トレースやメトリクスの呼び出しでペイロードが空になる一方で、ログの呼び出しは正常に動作する場合（またはその逆の場合）、最も一般的な原因は、アプリの起動時に対応するプロバイダーの登録を忘れていることです。ステップ6を再確認し、3つのset_*_provider呼び出しがすべて、最初のリクエストの前に実行されていることを確認してください。

トラブルシューティング¶

Symptom	Likely cause
No traces, no metrics, no logs	`OTEL_EXPORTER_OTLP_ENDPOINT` is not set in the container's environment. Confirm with `statusDetails` on the proton (environment variables are visible in the replica detail) or by printing `os.environ.get("OTEL_EXPORTER_OTLP_ENDPOINT")` at startup.
Traces and metrics work, logs do not	The OTel `LoggingHandler` is not installed on the root logger. 単純な`print()`や設定されていない`stdlib`のロギングでは、オブザーバビリティインターフェイスに到達しません。 See Step 4.
Logs show up but with no attributes	Fields are passed as positional args instead of `extra={...}`. Use `logger.info("msg", extra={"key": "value"})` for queryable attributes.
Metric values stuck or never appear	`PeriodicExportingMetricReader` has not ticked yet—its first export only happens after `export_interval_millis` elapses.
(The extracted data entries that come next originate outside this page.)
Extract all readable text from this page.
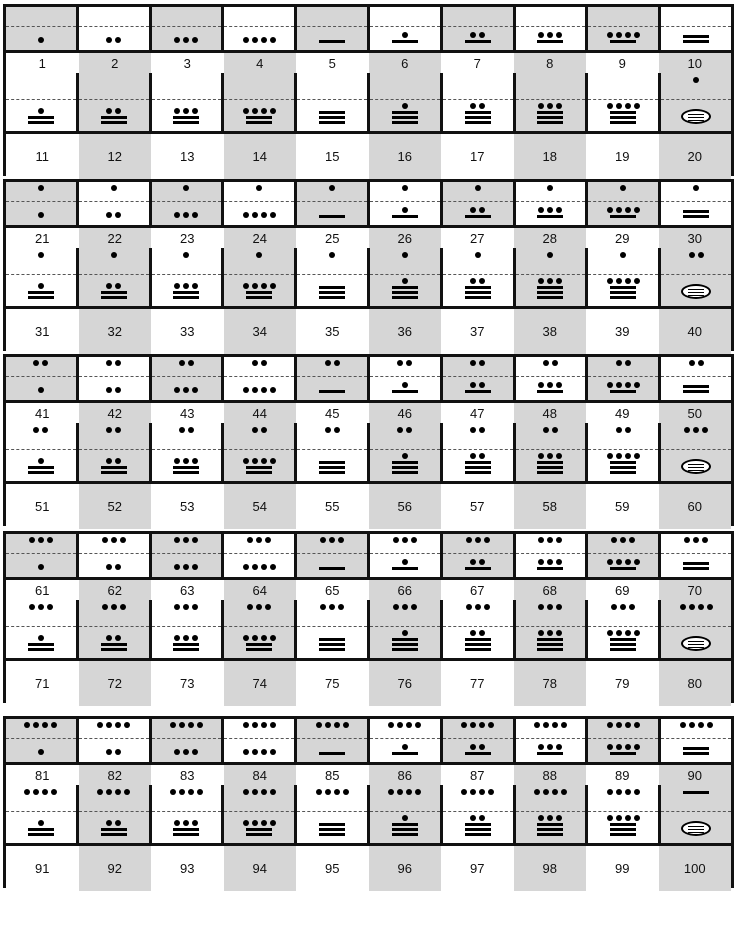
1	2	3	4	5	6	7	8	9	10
11	12	13	14	15	16	17	18	19	20
21	22	23	24	25	26	27	28	29	30
31	32	33	34	35	36	37	38	39	40
41	42	43	44	45	46	47	48	49	50
51	52	53	54	55	56	57	58	59	60
61	62	63	64	65	66	67	68	69	70
71	72	73	74	75	76	77	78	79	80
81	82	83	84	85	86	87	88	89	90
91	92	93	94	95	96	97	98	99	100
Wait one cycle, or lower the interval during development.
Spans do not nest	Child spans are started with `start_span` instead of `start_as_current_span`. The "as current" variant sets the context for nested calls.
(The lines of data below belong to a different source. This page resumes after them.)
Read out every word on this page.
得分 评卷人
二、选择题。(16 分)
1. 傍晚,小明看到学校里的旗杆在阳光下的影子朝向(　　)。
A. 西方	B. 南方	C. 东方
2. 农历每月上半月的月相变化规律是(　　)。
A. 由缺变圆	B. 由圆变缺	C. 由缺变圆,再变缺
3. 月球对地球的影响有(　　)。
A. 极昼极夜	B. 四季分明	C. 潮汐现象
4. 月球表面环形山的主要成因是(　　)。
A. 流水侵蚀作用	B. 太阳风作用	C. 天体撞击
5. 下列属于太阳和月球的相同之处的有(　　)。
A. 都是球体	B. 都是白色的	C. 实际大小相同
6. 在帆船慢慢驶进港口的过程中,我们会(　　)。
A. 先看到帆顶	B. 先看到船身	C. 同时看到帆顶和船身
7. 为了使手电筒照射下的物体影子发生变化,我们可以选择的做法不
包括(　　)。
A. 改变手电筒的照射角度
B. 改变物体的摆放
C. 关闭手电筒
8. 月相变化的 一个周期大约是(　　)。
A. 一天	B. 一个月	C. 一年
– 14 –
Declarative configuration (Pulumi)¶

Once a stable set of OTel-related environment variables is in place (resource attributes, sampling overrides), bake them into the artifact's environmentVars so every deployment of that artifact gets the same observability config:

import pulumi
import pulumi_datarobot as datarobot

artifact = datarobot.Artifact(
    "my-agent-artifact",
    name="my-agent-artifact",
    type="service",
    spec={"container_groups": [{"containers": [{
        "name": "agent",
        "image_uri": "ghcr.io/myorg/my-agent:v1",
        "port": 8080,
        "primary": True,
        "environment_vars": [
            # OTEL_EXPORTER_OTLP_ENDPOINT is injected by the platform; do not override it.
            {"name": "OTEL_SERVICE_NAME", "value": "my-agent"},
            {"name": "OTEL_RESOURCE_ATTRIBUTES", "value": "service.namespace=my-service,deployment.environment=prod"},
            # Optional: tune sampling for high-traffic workloads.
            {"name": "OTEL_TRACES_SAMPLER", "value": "parentbased_traceidratio"},
            {"name": "OTEL_TRACES_SAMPLER_ARG", "value": "0.1"},
        ],
        "readiness_probe": {"path": "/healthz", "port": 8080},
    }]}]},
)

The OTEL_EXPORTER_OTLP_ENDPOINT variable is injected by the platform; set it explicitly only if telemetry is routed to a custom collector. Everything else (sampling, resource attributes, service name) is yours to control. See Manage Workloads with Pulumi for the full Pulumi setup.